Von Querulanten betroffen ist aber auch die Fluggesellschaft Swiss. Extremes Beispiel: Im September 2012 gerieten zwei chinesische Passagiere auf einem Flug von Zürich nach Peking aneinander, nachdem der Vordermann während des Essens die Sitzlehne nach hinten verstellt hatte. Der Streit eskalierte und endete in einer Prügelei. Ein Flugbegleiter, der den Streit schlichten wollte, wurde ebenfalls attackiert. Der Kapitän entschied, nach Zürich zurückzukehren und den Haupttäter der Polizei zu übergeben.
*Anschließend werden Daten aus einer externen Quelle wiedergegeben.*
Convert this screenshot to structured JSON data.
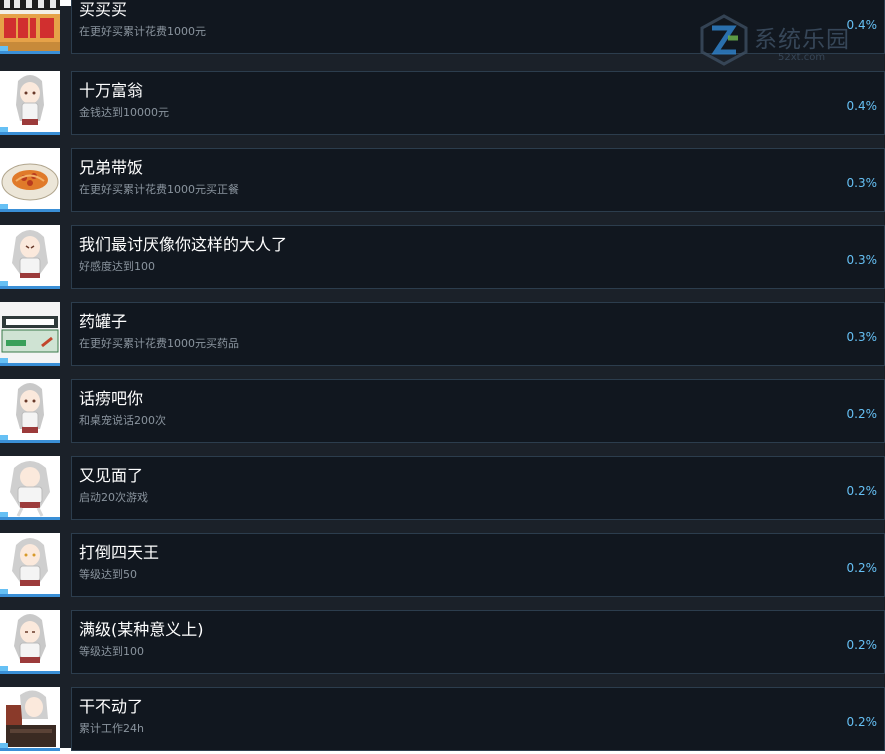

Laut Iata bleibt es in der Mehrzahl der Vorfälle bei Level 1 der Klassifikation, also verbalen Attacken und Streitereien, die von Flugbegleitern entschärft werden können. In immerhin elf Prozent der Fälle eskaliert die Situation jedoch, und es kommt zu Handgreiflichkeiten oder Schlägereien. Als eine der Hauptursachen gilt der Konsum von Alkohol und Drogen, doch lediglich in 23 Prozent der Vorfälle ist das der Grund. Auch Stresssituationen, Überforderung, lange Schlangen an den Flughäfen oder Verspätungen führen zu Aggressionen, die sich dann an Bord entladen können.

Die Fluggesellschaft Swiss bestätigt, dass Alkohol, Drogen und Medikamente "bei weitem die häufigste Ursache für renitente Passagiere" an Bord sind. Die Swiss setzt daher wie andere Fluggesellschaften auf Prävention, um potenzielle Randalierer frühzeitig zu erkennen. "Wir trainieren und sensibilisieren sowohl das Kabinen- als auch das Bodenpersonal darauf, auffällige Passagiere bereits am Boden zu identifizieren", erklärte eine Swiss-Sprecherin.

Für die Luftfahrtgesellschaften können ausflippende Passagiere teuer werden. Wenn eine Maschine notlanden oder umdirigiert werden muss, kann dies schnell mehr als 100 000 Dollar kosten, sagt Iata-Vizepräsident Paul Steele. In vielen Fällen könnten Raufbolde zudem aufgrund diffuser Rechtslage nicht zu Entschädigungszahlungen gezwungen werden.

Auch die internationalen Richtlinien sind unklar. So fühlt sich die Polizei in Dubai etwa nicht verantwortlich, wenn ein Pilot dort landet, um einen "unruly passenger" loszuwerden. An Bord eines in der Schweiz registrierten Jets gelte aber nach Luftfahrtgesetz das Schweizer Strafrecht, betont die Swiss. Allerdings sei möglich, dass "lokale Behörden eine renitente Person nicht einreisen lassen wollen".

Abhilfe soll daher das Montreal-Protokoll 2014 schaffen. Es soll Regierungen die juristischen Werkzeuge in die Hand geben, um Rowdys hart zu bestrafen. Allerdings tritt es erst in Kraft, wenn mindestens 22 Länder das Protokoll ratifiziert haben - derzeit sind es erst sechs Staaten.

Dieser Text erschien zuerst im Tages-Anzeiger vom 12.12.2016.